St. Luke’s president and CEO Dennis Serrano told The STAR that the company wants to make sure that its patients would be the last one to be affected by any war-related price shocks.

“So far we’re able to cope. We don’t intend to increase the prices, not unless it comes to extremes already. We need to help each other out. Everyone takes a hit in the war and we also will,” Serrano said.

St. Luke’s, which operates two flagship facilities in Quezon City and Global City in Taguig, issued a public advisory late last month, indicating that there will be no changes or adjustments to its procedures, services or fee structure in light of recent reports on potential increases in hospital fees amid global developments.

Serrano, however, admitted that certain aspects of the company’s operations have been affected by these global developments.

“Number one affected is supply. Our supplies of medicine and equipment come from abroad. So logistics. Number two is bunker fuel. We run some parts of the machineries of the boilers of the hospital to provide hot water. So those are run by diesel fuel. Fortunately for us, we are running on renewable energy so our electricity cost won’t be affected. But the importation of medicines. as you know the pharmaceutical companies and suppliers, their knee-jerk reaction is to increase prices,” he said.

“But as much as possible, we are absorbing that. St. Luke’s is absorbing it so that the services remain the same,” Serrano said.

Asked how long will the company be able to absorb higher costs, Serrano said “we will see.”

“Just like the rest of the world, we are waiting. But the principle is, if there will be those who will be affected, the last one to be affected will be our patients,” he said.

Despite the challenges brought about by the ongoing Middle East tensions, St. Luke’s is pushing through with its growth and expansion initiatives aimed at providing the highest quality of service to its patients.

Serrano said the company is targeting to break ground on the P18-billion St. Luke’s Aseana in Parañaque this year, with the 500-bed hospital slated for opening by 2030.

St. Luke’s is also proceeding with its ambitious redevelopment for its hospital in Quezon City in an effort to modernize and expand its facilities.

As part of the redevelopment initiative for the St.
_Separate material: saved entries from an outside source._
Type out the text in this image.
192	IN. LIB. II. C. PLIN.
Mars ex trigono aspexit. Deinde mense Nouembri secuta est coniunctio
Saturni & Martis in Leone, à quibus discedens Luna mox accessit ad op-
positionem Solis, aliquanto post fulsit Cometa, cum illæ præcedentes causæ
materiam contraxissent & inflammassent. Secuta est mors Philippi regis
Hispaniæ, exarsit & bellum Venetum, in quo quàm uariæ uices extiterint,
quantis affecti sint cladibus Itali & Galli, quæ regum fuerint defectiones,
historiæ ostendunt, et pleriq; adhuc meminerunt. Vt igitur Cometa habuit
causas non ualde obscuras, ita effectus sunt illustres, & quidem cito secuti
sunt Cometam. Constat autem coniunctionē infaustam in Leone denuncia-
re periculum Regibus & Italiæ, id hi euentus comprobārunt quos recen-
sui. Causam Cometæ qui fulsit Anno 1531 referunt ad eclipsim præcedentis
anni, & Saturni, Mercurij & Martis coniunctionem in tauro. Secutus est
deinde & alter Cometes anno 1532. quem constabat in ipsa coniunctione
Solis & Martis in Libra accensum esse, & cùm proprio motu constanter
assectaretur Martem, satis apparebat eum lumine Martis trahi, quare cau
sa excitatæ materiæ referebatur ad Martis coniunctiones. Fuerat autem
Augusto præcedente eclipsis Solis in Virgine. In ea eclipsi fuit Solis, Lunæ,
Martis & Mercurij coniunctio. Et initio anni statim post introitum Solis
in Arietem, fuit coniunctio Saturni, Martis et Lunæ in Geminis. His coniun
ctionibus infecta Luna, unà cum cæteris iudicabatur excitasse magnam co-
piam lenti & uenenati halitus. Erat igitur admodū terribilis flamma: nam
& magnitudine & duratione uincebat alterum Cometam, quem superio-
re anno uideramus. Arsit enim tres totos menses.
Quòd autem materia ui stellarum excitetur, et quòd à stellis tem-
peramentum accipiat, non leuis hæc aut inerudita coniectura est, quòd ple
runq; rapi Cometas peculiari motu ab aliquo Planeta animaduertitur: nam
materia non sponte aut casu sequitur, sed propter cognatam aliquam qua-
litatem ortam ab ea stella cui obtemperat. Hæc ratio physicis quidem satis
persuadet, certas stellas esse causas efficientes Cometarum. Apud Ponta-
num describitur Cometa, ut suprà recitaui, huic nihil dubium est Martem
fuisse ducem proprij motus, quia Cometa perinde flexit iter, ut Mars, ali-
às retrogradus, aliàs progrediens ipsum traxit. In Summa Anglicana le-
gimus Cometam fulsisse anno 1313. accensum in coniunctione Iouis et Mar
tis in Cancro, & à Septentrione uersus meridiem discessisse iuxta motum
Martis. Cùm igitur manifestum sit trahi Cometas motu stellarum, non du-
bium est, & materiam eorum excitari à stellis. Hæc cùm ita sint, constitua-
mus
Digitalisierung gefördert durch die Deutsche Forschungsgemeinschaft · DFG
Luke’s Quezon City facility, which was established in the 1960s, a new 13-story hospital building is currently being built.
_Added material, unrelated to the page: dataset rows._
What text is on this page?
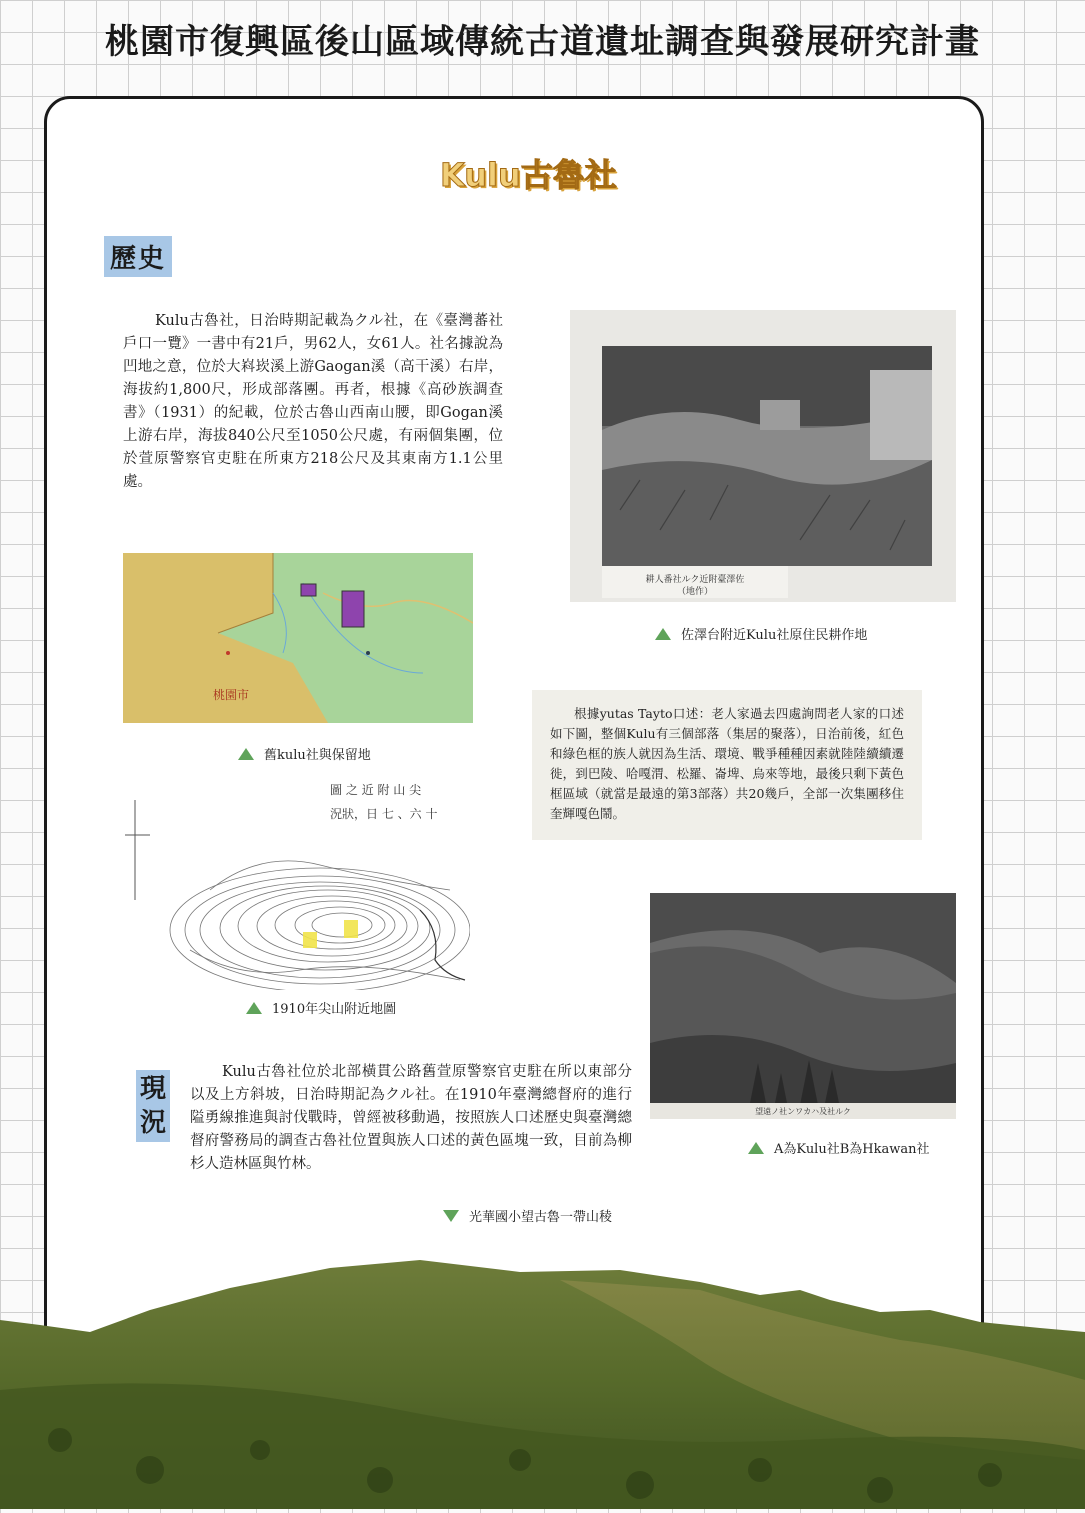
桃園市復興區後山區域傳統古道遺址調查與發展研究計畫
Kulu古魯社
歷史
Kulu古魯社，日治時期記載為クル社，在《臺灣蕃社戶口一覽》一書中有21戶，男62人，女61人。社名據說為凹地之意，位於大嵙崁溪上游Gaogan溪（高干溪）右岸，海拔約1,800尺，形成部落團。再者，根據《高砂族調查書》（1931）的紀載，位於古魯山西南山腰，即Gogan溪上游右岸，海拔840公尺至1050公尺處，有兩個集團，位於萱原警察官吏駐在所東方218公尺及其東南方1.1公里處。
耕人番社ルク近附臺澤佐
（地作）
佐澤台附近Kulu社原住民耕作地
桃園市
舊kulu社與保留地
根據yutas Tayto口述：老人家過去四處詢問老人家的口述如下圖，整個Kulu有三個部落（集居的聚落），日治前後，紅色和綠色框的族人就因為生活、環境、戰爭種種因素就陸陸續續遷徙，到巴陵、哈嘎渭、松羅、崙埤、烏來等地，最後只剩下黃色框區域（就當是最遠的第3部落）共20幾戶，全部一次集團移住奎輝嘎色鬧。
圖 之 近 附 山 尖
況狀，日 七 、六 十
1910年尖山附近地圖
望遠ノ社ンワカハ及社ルク
A為Kulu社B為Hkawan社
現況
Kulu古魯社位於北部橫貫公路舊萱原警察官吏駐在所以東部分以及上方斜坡，日治時期記為クル社。在1910年臺灣總督府的進行隘勇線推進與討伐戰時，曾經被移動過，按照族人口述歷史與臺灣總督府警務局的調查古魯社位置與族人口述的黃色區塊一致，目前為柳杉人造林區與竹林。
光華國小望古魯一帶山稜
“We’re hoping to open it between 2028, 2029 with everything modern,” Serrano said.

St. Luke’s also announced yesterday its acquisition of the O-arm Surgical Imaging System, a cutting-edge technology that elevates surgical imaging accuracy for orthopedic and spine procedures.
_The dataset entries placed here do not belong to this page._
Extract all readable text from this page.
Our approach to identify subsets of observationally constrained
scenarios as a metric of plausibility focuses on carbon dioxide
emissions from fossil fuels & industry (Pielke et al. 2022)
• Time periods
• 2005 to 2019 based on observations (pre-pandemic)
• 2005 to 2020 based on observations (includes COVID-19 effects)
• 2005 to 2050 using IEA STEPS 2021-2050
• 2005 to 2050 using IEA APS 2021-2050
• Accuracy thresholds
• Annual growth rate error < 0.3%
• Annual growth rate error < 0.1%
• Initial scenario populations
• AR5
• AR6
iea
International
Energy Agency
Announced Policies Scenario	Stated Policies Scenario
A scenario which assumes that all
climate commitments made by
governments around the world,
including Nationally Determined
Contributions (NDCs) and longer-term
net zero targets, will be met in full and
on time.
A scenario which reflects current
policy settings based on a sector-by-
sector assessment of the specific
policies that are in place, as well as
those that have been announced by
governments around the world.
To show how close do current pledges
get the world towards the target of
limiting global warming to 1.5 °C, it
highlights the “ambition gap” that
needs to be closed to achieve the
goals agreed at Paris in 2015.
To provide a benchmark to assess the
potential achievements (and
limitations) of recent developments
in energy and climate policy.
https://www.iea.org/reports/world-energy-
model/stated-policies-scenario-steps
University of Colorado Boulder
By equipping surgical teams with state-of-the-art imaging tools like the O-arm Surgical Imaging System, St. Luke’s said it continues to raise the standards of safety and precision for its patients as the technology empowers specialists to deliver the highest level of care.

Serrano said acquisition cost for the technology is between P30 million and P40 million.

“This is a testament to our continuing efforts to improve the hospital, put it at the cutting edge of technology. It really elevates the level of surgery that we can to for orthopedics, for spine and for neurosurgery.”